Both the Illinois State Board of Elections (elections.il.gov) and the Federal Election Commission (fec.gov) websites have many good tutorials. I've also developed a quick tutorial for using the state board website.
And there are several excellent nonpartisan, nonprofit websites that not only have the data, but also summarize it and write about it. They include OpenSecrets.org and FollowTheMoney.org, the latter specifically for money in state politics.
What can we learn that you think might surprise people, especially in Illinois, with its reputation for corruption?
I think people will still be shocked by the amount of money pouring into state and local elections and the loopholes in contribution limits that still exist after the campaign finance reform legislation in 2009. Donors still can throw millions of dollars into the governor's race if one of the candidates donates $250,000 to their own campaign, for example. Also, it's still possible through the dark money organizations for donors and campaigns to keep the identities of donors hidden, both in state and national elections.
What information do we need access to that we don't currently have? And what improvements would you like to see in the way we can access information?
We now have access to much of the information and data we need. What we need are better tools to look at the possible influence of all this money.
For example, we need an analysis widget comparing state and local campaign finances with legislation, showing how close the date of a contribution is to the date of a vote by that candidate on a particular piece of legislation.
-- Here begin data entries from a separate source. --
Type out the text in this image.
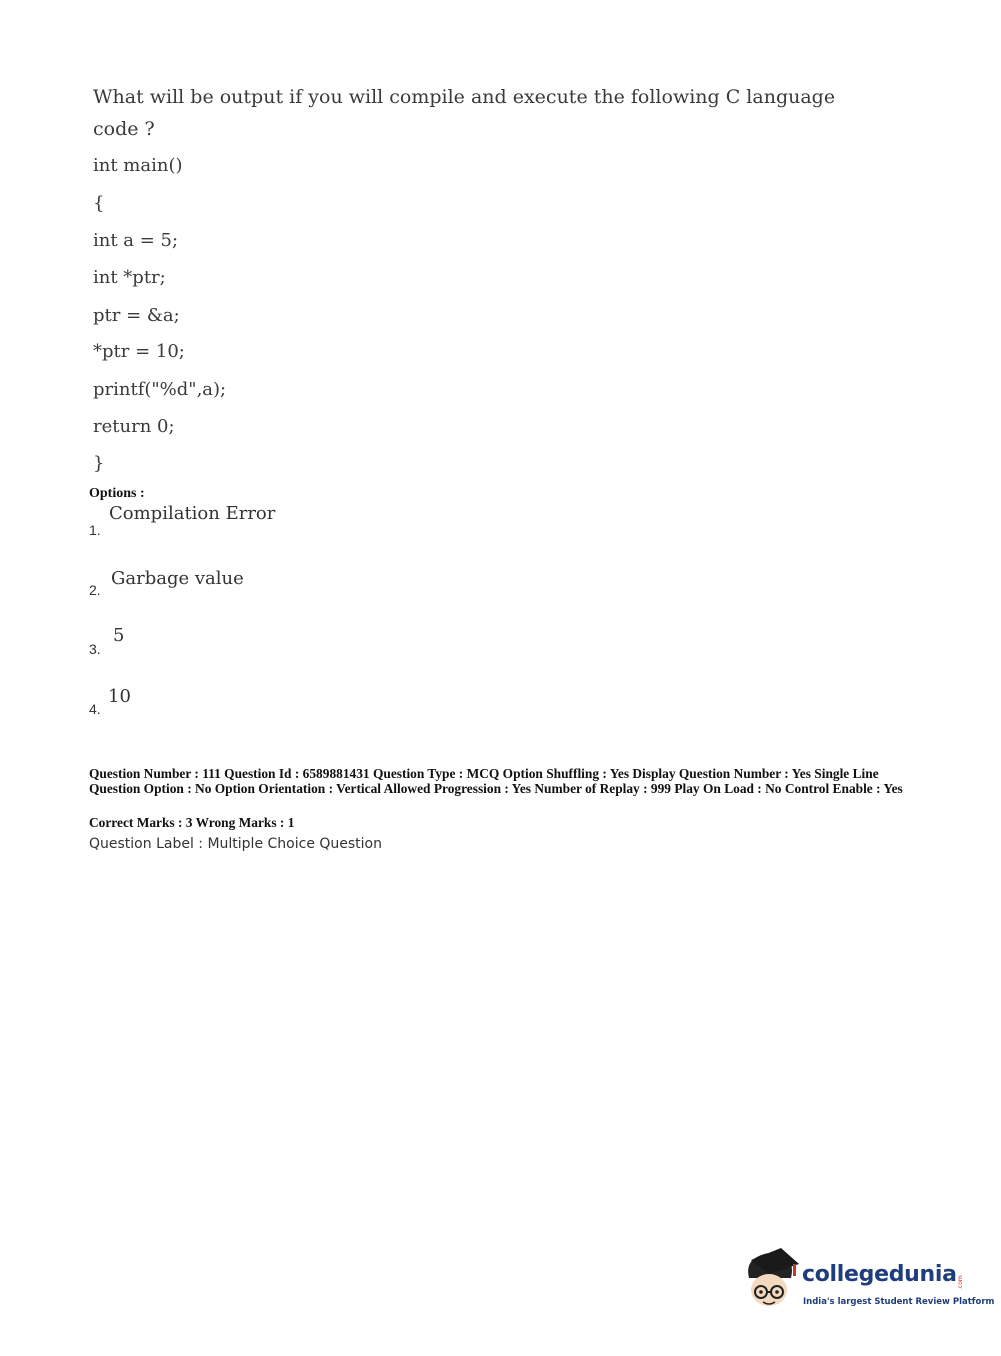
What will be output if you will compile and execute the following C language
code ?
int main()
{
int a = 5;
int *ptr;
ptr = &a;
*ptr = 10;
printf("%d",a);
return 0;
}
Options :
1.
Compilation Error
2.
Garbage value
3.
5
4.
10
Question Number : 111 Question Id : 6589881431 Question Type : MCQ Option Shuffling : Yes Display Question Number : Yes Single Line Question Option : No Option Orientation : Vertical Allowed Progression : Yes Number of Replay : 999 Play On Load : No Control Enable : Yes
Correct Marks : 3 Wrong Marks : 1
Question Label : Multiple Choice Question
collegedunia .com
India's largest Student Review Platform
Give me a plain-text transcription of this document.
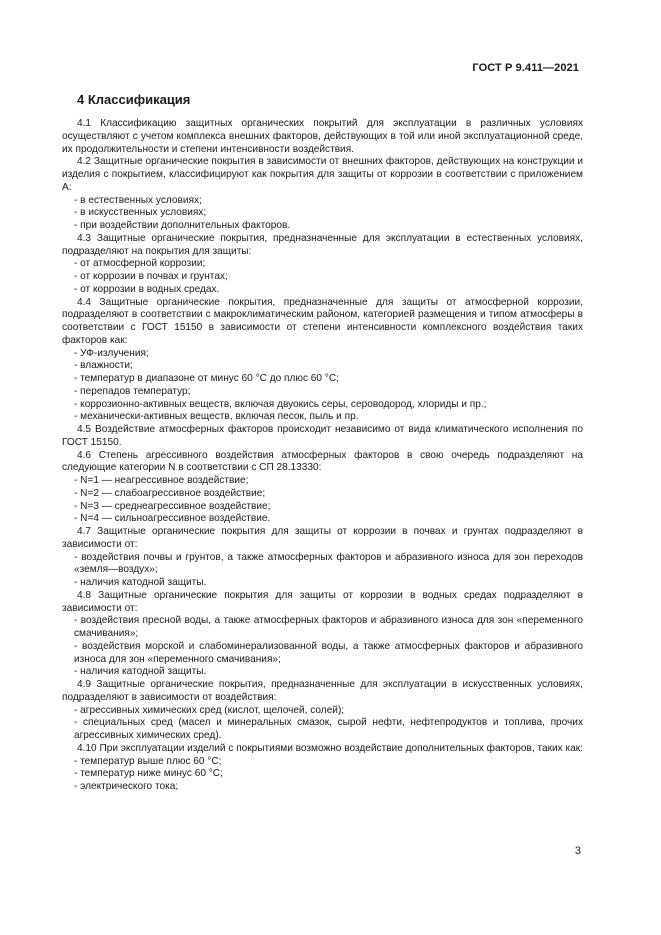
ГОСТ Р 9.411—2021
4 Классификация

4.1 Классификацию защитных органических покрытий для эксплуатации в различных условиях осуществляют с учетом комплекса внешних факторов, действующих в той или иной эксплуатационной среде, их продолжительности и степени интенсивности воздействия.

4.2 Защитные органические покрытия в зависимости от внешних факторов, действующих на конструкции и изделия с покрытием, классифицируют как покрытия для защиты от коррозии в соответствии с приложением А:

- в естественных условиях;

- в искусственных условиях;

- при воздействии дополнительных факторов.

4.3 Защитные органические покрытия, предназначенные для эксплуатации в естественных условиях, подразделяют на покрытия для защиты:

- от атмосферной коррозии;

- от коррозии в почвах и грунтах;

- от коррозии в водных средах.

4.4 Защитные органические покрытия, предназначенные для защиты от атмосферной коррозии, подразделяют в соответствии с макроклиматическим районом, категорией размещения и типом атмосферы в соответствии с ГОСТ 15150 в зависимости от степени интенсивности комплексного воздействия таких факторов как:

- УФ-излучения;

- влажности;

- температур в диапазоне от минус 60 °С до плюс 60 °С;

- перепадов температур;

- коррозионно-активных веществ, включая двуокись серы, сероводород, хлориды и пр.;

- механически-активных веществ, включая песок, пыль и пр.

4.5 Воздействие атмосферных факторов происходит независимо от вида климатического исполнения по ГОСТ 15150.

4.6 Степень агрессивного воздействия атмосферных факторов в свою очередь подразделяют на следующие категории N в соответствии с СП 28.13330:

- N=1 — неагрессивное воздействие;

- N=2 — слабоагрессивное воздействие;

- N=3 — среднеагрессивное воздействие;

- N=4 — сильноагрессивное воздействие.

4.7 Защитные органические покрытия для защиты от коррозии в почвах и грунтах подразделяют в зависимости от:

- воздействия почвы и грунтов, а также атмосферных факторов и абразивного износа для зон переходов «земля—воздух»;

- наличия катодной защиты.

4.8 Защитные органические покрытия для защиты от коррозии в водных средах подразделяют в зависимости от:

- воздействия пресной воды, а также атмосферных факторов и абразивного износа для зон «переменного смачивания»;

- воздействия морской и слабоминерализованной воды, а также атмосферных факторов и абразивного износа для зон «переменного смачивания»;

- наличия катодной защиты.

4.9 Защитные органические покрытия, предназначенные для эксплуатации в искусственных условиях, подразделяют в зависимости от воздействия:

- агрессивных химических сред (кислот, щелочей, солей);

- специальных сред (масел и минеральных смазок, сырой нефти, нефтепродуктов и топлива, прочих агрессивных химических сред).

4.10 При эксплуатации изделий с покрытиями возможно воздействие дополнительных факторов, таких как:

- температур выше плюс 60 °С;

- температур ниже минус 60 °С;

- электрического тока;

3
That has been developed for federal data at MapLight.org, but not for state or local data.
We also need to end the "dark money" - the legal money laundering going on in campaign finance, where a donor can contribute to a nonprofit that then contributes to a candidate or political committee. Currently, these so-called social welfare and association nonprofits don't have to disclose their donors - so it's a way for donors to keep hidden their identity and their intended influence.